Analysis of private investigators, which formed the basis of a forthcoming United Nations report, says the phone of Jeff Bezos, the world’s richest man, was hacked after receiving a WhatsApp message sent by the Crown Prince of Saudi Arabia, Mohammed Ben Salman. Since the revelation of this extraordinary piracy, many users have been wondering about the security of their phone.
- How was Jeff Bezos’ phone hacked?
We largely ignore it. Investigators mandated by Jeff Bezos were able to observe that the telephone had sent very large amounts of information just after the American billionaire received a video message sent by the Saudi crown prince. But investigators failed to locate spyware on the phone, which may have self-destructed or escaped analysis – the phone could not have been fully examined by the researchers. It is therefore unclear exactly how the data was extracted. And if the investigators say they are very confident that the piracy is directly linked to this video, they do not have, as often in this type of file, irrefutable evidence.
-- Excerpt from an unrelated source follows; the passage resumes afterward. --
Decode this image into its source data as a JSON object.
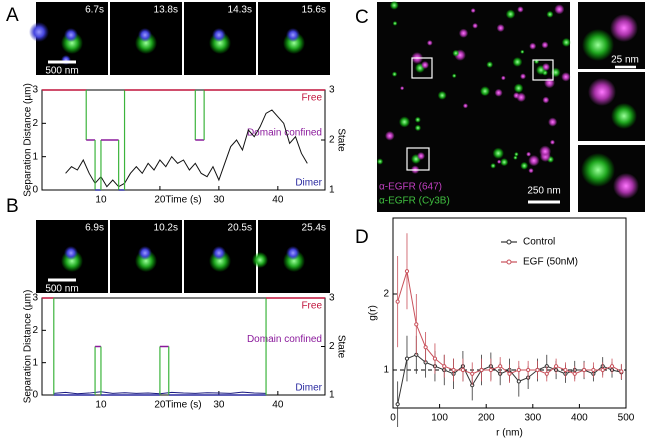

As for Saudi Arabia, it denies any role in this hacking.
Suspicions of investigators and part of the computer security community are focused on a particular software: Pegasus, a powerful spy system designed by the Israeli company NSO Group, of which several uses by the Saudi services have been documented in the past, including against relatives of the journalist Washington Post (owned by Jeff Bezos) Jamal Khashoggi, murdered at the Saudi Arabian consulate in Istanbul in 2018.
- Can my phone be hacked just by sending me a video?
It is technically possible, but for the overwhelming majority of the population, the answer is no. Spyware like Pegasus takes advantage of so-called zero-day security vulnerabilities – vulnerabilities that have not yet been discovered by software developers. These flaws, relatively rare and often complex to exploit, are minted with companies specializing in more or less legal hacking like NSO Group, which use them until they are made public and corrected.
It is therefore possible that spyware capable of hacking a phone by simply sending a video exists today, but if it is the case, their use is very expensive, and is reserved for intelligence services or for very specialized companies. These technologies are, for example, beyond the reach of a jealous ex-spouse or an indelicate employer. They are, however, part of the tools that can target lawyers, journalists, political opponents or human rights activists in a totalitarian country.
- Does this case mean that WhatsApp is not secure?
In the absence of all of the technical details that led to the hacking of Jeff Bezos’ phone, it is not known if the flaw used is now corrected. In May 2019, WhatsApp announced that it had corrected a major security flaw affecting the management of audio calls, which had been exploited by NSO Group for hacks. Another flaw, which affected the sending of MP4 files, was corrected at the end of 2019. The company announced in October that it had filed a complaint against NSO Group.
The WhatsApp application, owned by Facebook, is considered to be adequately secure; apart from the discovery of specific vulnerabilities, which can exist in any software, instant messaging meets conventional security standards.
- Are there any special precautions to be observed to avoid being hacked?
While Jeff Bezos’ phone hacking is out of the ordinary by its level of sophistication and the alleged involvement of a member of the Saudi royal family, other much more basic tools can be used to spy on a phone, and are at the scope of “everyday” actors (spouses, employers, private detectives, etc.).
Most “accessible” spyware requires physical access to the victim’s phone: the hacker installs an application that is camouflaged on the device, and regularly sends data – sometimes in real time – to the hacker. Classic prevention measures include avoiding leaving your phone unattended, and the use of a complex or biometric lock code (fingerprint, Face ID, etc.).
In messaging, or by e-mail, it is recommended to be careful before opening a link which is sent to you by an unknown correspondent or which arouses your suspicion; spyware but also many scams trick you into opening a web page that contains malicious software. Other trapped links take you to a site that looks like a “legitimate” website (bank, Google or Facebook account …) but which is actually controlled by a hacker.
In case of doubt, it is recommended to check, on Android, whether the option “Allow unknown sources” (generally in the “Settings” menu, “Security” section) is deactivated; most spyware requires this option to be enabled in order to be installed. But this is not an absolute guarantee against piracy.
- Is an iPhone safer than an Android?
The question is recurrent: yes, in general, iPhone phones are more protective than Android phones. Partly because of the more careful management of the app store, and also because the security settings are standardized and high level on iOS, while they can vary from one version of Android to another. Mobile operators and manufacturers also do not apply Android updates with the same speed that fixes identified vulnerabilities. The use of an iPhone is not, however, an absolute guarantee, especially when the hacker has considerable technical and financial means – it is an iPhone that Jeff Bezos was using at the time of the hacking.
For Android users, it is strongly recommended to carry out security updates as soon as they are available, and to prefer when buying a phone with the latest version of the operating system (Android 10 currently). More generally, whether you’re using an iPhone or Android phone, it’s very strongly recommended that you apply application updates as soon as they are offered – they often contain important security updates.